La presse américaine tombe sous le charme de l’Algérie : Un « véritable trésor » au cœur de la Méditerranée
C’est un coup de projecteur venu d’outre-Atlantique qui ne passe pas inaperçu. Dans un long reportage publié récemment, le quotidien américain « USA Herald » dresse un portrait élogieux de l’Algérie, la présentant comme « l’un des plus grands pays du monde et un véritable trésor ». Fort de ses sept sites inscrits au patrimoine mondial de l’UNESCO, le pays offre, rappelle la publication, « un littoral méditerranéen qui s’étend sur plus de 1 000 km », des vestiges romains dignes de Pompéi et un désert saharien qui ne cesse d’émerveiller. De quoi, estime le journal, en faire une destination de premier plan pour tout voyageur en quête d’authenticité. Le périple proposé par « USA Herald » traverse pas moins de vingt villes, présentées comme des « lieux incontournables pour tout voyageur averti ». Le reportage s’ouvre naturellement par Alger, « El Bahdja », et sa célèbre Casbah, classée au patrimoine mondial de l’UNESCO. Le quotidien américain la décrit avec lyrisme comme « une masse vivante d’anciens palais ottomans, de cours en ruine, de mosquées aux carreaux ressemblant à de la musique figée et d’escaliers usés par des siècles de pas ». La capitale algérienne se distingue également, souligne la publication, par la Basilique Notre-Dame d’Afrique, le Jardin d’Essai du Hamma, le Maqam Echahid et le musée national du Bardo.
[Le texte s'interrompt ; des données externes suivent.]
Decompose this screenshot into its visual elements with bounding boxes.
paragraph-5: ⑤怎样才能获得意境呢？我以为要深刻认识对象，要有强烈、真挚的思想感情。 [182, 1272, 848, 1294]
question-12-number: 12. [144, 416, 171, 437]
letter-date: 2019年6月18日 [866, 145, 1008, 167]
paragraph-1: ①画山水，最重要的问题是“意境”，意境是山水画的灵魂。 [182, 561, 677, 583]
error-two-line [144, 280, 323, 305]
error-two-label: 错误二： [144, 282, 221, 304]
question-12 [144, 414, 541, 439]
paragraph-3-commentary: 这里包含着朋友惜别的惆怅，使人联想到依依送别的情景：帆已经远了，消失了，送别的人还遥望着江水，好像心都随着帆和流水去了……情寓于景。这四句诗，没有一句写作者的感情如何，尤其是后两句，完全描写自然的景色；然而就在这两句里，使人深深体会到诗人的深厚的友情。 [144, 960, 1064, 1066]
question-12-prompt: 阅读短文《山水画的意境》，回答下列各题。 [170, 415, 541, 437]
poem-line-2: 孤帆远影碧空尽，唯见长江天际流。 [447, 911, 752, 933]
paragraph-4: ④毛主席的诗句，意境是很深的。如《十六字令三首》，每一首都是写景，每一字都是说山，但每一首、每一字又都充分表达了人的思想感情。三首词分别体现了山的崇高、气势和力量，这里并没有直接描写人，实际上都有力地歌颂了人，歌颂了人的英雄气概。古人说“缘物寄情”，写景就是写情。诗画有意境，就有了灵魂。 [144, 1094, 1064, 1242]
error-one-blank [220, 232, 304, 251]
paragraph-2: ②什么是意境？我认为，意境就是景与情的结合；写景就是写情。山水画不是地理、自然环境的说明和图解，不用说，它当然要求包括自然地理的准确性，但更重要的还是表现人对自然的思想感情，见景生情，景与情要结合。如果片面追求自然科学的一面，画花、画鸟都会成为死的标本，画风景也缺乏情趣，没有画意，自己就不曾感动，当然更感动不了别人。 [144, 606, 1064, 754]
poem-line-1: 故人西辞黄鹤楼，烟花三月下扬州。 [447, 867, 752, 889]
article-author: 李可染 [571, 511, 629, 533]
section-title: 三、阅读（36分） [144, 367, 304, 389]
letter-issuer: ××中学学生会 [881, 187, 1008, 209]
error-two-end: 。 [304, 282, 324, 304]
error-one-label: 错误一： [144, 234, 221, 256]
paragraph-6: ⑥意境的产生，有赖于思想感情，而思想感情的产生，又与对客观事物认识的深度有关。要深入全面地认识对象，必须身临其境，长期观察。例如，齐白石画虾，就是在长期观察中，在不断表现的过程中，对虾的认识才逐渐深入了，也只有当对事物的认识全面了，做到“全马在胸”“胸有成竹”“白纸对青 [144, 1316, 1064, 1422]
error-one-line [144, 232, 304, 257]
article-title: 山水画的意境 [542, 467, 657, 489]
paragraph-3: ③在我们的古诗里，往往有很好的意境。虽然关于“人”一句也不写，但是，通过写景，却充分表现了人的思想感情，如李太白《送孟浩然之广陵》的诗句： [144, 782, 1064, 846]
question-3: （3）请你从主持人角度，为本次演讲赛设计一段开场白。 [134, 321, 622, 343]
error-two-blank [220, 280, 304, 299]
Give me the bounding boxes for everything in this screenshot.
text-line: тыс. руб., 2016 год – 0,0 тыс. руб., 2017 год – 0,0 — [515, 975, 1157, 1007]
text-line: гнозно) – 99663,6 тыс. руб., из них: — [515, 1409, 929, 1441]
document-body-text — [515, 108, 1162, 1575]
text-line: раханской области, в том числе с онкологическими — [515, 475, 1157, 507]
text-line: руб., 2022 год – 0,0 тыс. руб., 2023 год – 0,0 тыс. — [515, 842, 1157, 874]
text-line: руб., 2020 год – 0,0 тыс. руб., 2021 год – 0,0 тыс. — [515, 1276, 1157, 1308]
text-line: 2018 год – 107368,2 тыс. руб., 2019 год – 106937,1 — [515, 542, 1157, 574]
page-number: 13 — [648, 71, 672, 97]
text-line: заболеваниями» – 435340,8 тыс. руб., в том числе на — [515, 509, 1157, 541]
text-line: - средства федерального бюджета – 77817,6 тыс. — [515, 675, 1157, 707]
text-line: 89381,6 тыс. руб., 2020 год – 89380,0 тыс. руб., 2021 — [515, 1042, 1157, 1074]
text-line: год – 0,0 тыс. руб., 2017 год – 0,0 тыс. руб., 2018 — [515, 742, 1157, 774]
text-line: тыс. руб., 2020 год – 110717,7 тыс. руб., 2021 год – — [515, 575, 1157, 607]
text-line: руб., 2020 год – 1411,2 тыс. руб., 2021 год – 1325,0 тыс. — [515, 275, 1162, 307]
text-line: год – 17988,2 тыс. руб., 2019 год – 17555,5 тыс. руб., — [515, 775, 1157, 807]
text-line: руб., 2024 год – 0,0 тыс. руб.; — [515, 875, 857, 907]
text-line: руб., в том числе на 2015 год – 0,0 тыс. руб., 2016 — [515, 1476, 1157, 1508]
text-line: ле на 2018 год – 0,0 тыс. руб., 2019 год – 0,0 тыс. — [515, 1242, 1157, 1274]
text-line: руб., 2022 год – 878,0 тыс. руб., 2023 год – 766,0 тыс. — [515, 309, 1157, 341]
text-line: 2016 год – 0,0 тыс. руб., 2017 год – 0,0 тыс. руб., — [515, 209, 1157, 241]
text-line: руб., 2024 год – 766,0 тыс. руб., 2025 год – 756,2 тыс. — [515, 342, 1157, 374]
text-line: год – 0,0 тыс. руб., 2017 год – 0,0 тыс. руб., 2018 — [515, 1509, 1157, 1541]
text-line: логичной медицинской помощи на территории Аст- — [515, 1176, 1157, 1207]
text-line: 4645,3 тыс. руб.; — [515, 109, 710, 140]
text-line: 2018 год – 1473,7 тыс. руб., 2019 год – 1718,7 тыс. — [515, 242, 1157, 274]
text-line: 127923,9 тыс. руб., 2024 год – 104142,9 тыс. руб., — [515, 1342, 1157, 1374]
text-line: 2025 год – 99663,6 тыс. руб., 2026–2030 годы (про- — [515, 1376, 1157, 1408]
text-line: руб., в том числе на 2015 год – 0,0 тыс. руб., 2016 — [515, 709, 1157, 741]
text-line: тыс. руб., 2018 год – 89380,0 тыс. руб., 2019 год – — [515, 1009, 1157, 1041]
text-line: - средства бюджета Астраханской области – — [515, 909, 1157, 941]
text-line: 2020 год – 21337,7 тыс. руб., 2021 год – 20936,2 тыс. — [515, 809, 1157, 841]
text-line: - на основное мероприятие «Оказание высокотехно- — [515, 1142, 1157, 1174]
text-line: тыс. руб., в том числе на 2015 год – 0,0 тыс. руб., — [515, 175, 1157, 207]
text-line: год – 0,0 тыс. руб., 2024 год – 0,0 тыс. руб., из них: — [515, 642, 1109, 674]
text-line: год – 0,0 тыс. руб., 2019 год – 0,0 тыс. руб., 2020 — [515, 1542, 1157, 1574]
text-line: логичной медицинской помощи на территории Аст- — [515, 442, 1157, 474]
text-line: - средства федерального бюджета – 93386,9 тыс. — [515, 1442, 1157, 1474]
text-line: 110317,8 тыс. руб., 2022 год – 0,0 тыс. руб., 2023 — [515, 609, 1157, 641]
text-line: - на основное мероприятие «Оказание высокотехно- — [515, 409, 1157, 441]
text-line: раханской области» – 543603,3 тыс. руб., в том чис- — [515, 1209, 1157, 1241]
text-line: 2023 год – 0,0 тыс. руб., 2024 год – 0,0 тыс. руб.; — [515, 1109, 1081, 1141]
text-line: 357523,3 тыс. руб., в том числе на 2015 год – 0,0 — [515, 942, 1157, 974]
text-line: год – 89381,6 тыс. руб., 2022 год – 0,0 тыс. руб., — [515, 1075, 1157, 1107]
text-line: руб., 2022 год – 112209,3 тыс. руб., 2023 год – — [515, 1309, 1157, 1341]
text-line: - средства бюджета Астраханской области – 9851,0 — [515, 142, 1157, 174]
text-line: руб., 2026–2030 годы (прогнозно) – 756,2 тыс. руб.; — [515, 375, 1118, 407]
Cap ensuite sur Constantine et ses mythiques « ponts suspendus », où le palais Ahmed Bey est salué par le journal comme « un foisonnement de carreaux andalous, de plafonds peints et de colonnes de marbre ». Oran, deuxième ville du pays, est quant à elle qualifiée de « décontractée et détendue » par eUSA Heralde, qui rappelle qu’elle a offert au monde la musique raï, « ce son brut et hybride né de la collision entre chant bédouin traditionnel et mélodie andalouse ».
Le reportage poursuit sa traversée vers le sud et l’est du pays. Annaba, terre de Saint Augustin, côtoie Timgad, qualifiée de « miracle romain ». Le parc national du Tassili n’Ajjer, qui abrite souligne le journal l’une des concentrations d’art préhistorique les plus remarquables de la planète, bénéficie d’une attention particulière : « USA Herald » rappelle que l’UNESCO lui a accordé dès 1982 une double classification, culturelle et naturelle, « détenue par moins d’une poignée d’endroits sur terre ». Tamanrasset, capitale du Hoggar, complète ce panorama saharien. Le quotidien américain ne néglige pas pour autant les joyaux du nord et des hauts plateaux. Ghardaïa et ses cinq ksours, Tlemcen et son héritage andalou retiennent l’attention, tout comme Djemila, près de Sétif, dont les ruines « sont un témoignage de la pensée urbaine romaine confrontée à une géographie réelle et répondant par une créativité pragmatique », ou encore Tipaza, baptisée la « poétique antique » par la publication. Skikda, l’antique « Russicada », Mostaganem, Jijel et sa célèbre corniche, Béjaïa et son parc national de Gouraya, ainsi que Tizi-Ouzou, connue pour la chaîne du Djurdjura et ses villages ancestraux où se perpétue la culture amazighe, achèvent ce tour d’horizon.
À travers ce reportage, c’est l’image d’une Algérie plurielle, riche d’une mosaïque de paysages et d’une profondeur historique rare, que « USA Herald » projette auprès du lectorat américain. Un éclairage bienvenu, à l’heure où le pays ambitionne de se positionner comme une destination touristique majeure sur la scène internationale.